Borland & VinylMonk
VinylMonk VinylMonk
Hey Borland, you ever notice how starting an album feels like starting a new project—there’s a ritual, a flow that just needs to be respected? I’m thinking about building a music player that guarantees you can’t skip out mid‑track or mid‑album. What’s the cleanest way to structure that so the code stays as reverent to the artist’s intent as I am to the vinyl?
Borland Borland
Borland You can treat the player as a very simple state machine – a few clear states and a rule that moves you forward, never backward. 1. **Define the domain objects** – Album, Track, PlaybackSession. 2. **Make PlaybackSession immutable** once it starts: store the album, current track index, and a flag that tells whether skipping is allowed. 3. **Expose only one public method** to start the next track: `next()` or `finishTrack()`. Inside it, check the flag; if skipping is disabled, ignore the call. 4. **Keep the UI or API read‑only**: expose `currentTrack()` and `currentAlbum()` but never let the caller set the track index. 5. **Handle the end of an album** by setting the session to a finished state; after that you either ask the user to start a new session or stop playback. Because the session is immutable, there’s no chance to slip in a stray assignment that lets a user jump ahead. The only way to change the track is by calling the controlled method, so the artist’s intent stays intact. Keep the logic in a small service layer and test each state transition; that’s the cleanest, most reverent way to code it.
VinylMonk VinylMonk
Nice breakdown, Borland, that’s almost like a track list for a session.
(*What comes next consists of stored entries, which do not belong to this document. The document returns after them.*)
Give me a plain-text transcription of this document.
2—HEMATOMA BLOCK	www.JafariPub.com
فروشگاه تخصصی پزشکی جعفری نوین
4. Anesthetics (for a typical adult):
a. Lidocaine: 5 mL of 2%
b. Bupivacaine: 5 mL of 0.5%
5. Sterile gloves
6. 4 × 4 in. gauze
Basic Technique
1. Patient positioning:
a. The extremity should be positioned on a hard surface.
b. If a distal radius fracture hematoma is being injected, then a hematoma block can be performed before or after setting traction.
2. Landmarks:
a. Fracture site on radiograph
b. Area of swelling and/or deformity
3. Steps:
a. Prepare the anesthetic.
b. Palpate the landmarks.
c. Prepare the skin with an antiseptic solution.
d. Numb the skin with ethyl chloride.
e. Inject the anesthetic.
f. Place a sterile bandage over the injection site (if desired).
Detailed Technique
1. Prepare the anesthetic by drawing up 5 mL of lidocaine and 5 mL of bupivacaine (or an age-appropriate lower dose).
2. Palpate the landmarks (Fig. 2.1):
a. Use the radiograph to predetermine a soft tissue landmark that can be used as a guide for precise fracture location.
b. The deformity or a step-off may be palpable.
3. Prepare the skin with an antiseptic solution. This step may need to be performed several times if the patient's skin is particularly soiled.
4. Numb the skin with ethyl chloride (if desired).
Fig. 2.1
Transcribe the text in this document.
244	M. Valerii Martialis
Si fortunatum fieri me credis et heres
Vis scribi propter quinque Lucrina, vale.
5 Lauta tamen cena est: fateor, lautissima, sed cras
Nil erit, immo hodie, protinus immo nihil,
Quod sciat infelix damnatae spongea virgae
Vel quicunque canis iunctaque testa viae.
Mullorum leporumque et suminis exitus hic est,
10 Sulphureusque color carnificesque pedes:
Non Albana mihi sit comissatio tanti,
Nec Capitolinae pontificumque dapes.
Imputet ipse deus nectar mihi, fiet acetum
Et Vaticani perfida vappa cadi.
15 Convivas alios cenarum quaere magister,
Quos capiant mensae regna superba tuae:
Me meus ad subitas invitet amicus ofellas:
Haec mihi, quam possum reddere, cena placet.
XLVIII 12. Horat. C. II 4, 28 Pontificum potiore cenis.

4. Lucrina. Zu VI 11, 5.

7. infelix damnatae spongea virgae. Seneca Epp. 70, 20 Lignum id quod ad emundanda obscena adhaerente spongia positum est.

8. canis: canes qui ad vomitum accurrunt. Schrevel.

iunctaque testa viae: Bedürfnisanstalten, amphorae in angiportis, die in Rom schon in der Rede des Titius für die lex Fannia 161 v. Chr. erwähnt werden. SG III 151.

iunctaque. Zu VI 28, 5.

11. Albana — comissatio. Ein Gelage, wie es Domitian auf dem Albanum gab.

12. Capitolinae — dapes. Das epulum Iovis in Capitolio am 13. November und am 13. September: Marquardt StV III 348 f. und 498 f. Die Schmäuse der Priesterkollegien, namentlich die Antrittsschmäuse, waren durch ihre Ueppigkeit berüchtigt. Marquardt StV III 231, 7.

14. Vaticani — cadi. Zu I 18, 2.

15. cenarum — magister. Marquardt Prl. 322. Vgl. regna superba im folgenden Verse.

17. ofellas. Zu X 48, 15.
I like the idea of an immutable PlaybackSession—keeps the flow unbroken, just like a classic vinyl pressing. Remember to add a little buffer for those pesky gaps between tracks, like the vinyl’s natural pause, so you don’t feel like you’re skipping. Keep it clean, and don’t let the user hit ‘next’ until the whole track finishes, or it’s like cueing up a single and dropping it in the middle— sacrilege, really.
Borland Borland
That’s the right mindset. Add a tiny pause flag inside the session, fire it once the audio buffer drains, and only then enable the “next” button. If you keep the buffer logic in the same service that controls the state, you’ll have one place that knows the rules. A quick unit test for the pause transition keeps the edge cases out of your day‑to‑day code. Then the player feels like a proper vinyl run‑through, no accidental cueing.
VinylMonk VinylMonk
Got it, you’re basically turning the player into a reverent ritual. That pause flag is the moment between the needle and the groove, the sacred silence. Add a unit test that checks the flag flips only after the buffer drains, and you’ll never see a skipped track again. Keep the service as the guardian of the album’s sanctity. That’s the kind of design that makes a digital player feel like a vinyl ceremony.
Borland Borland
Sounds solid—just keep that flag in the same place where you handle the buffer callback. A small test that asserts the flag stays false until the callback fires will seal the deal. Then your player will feel as if it’s following a vinyl setlist, no accidental jumps.
VinylMonk VinylMonk
Sounds like a perfect ritual, Borland. Keep that flag close to the buffer callback, test it hard, and your player will behave like a vinyl run‑through—no surprise skips, just pure album flow.
Borland Borland
Glad you’re on board—keep it tight, keep the tests tight, and the player will honor every track.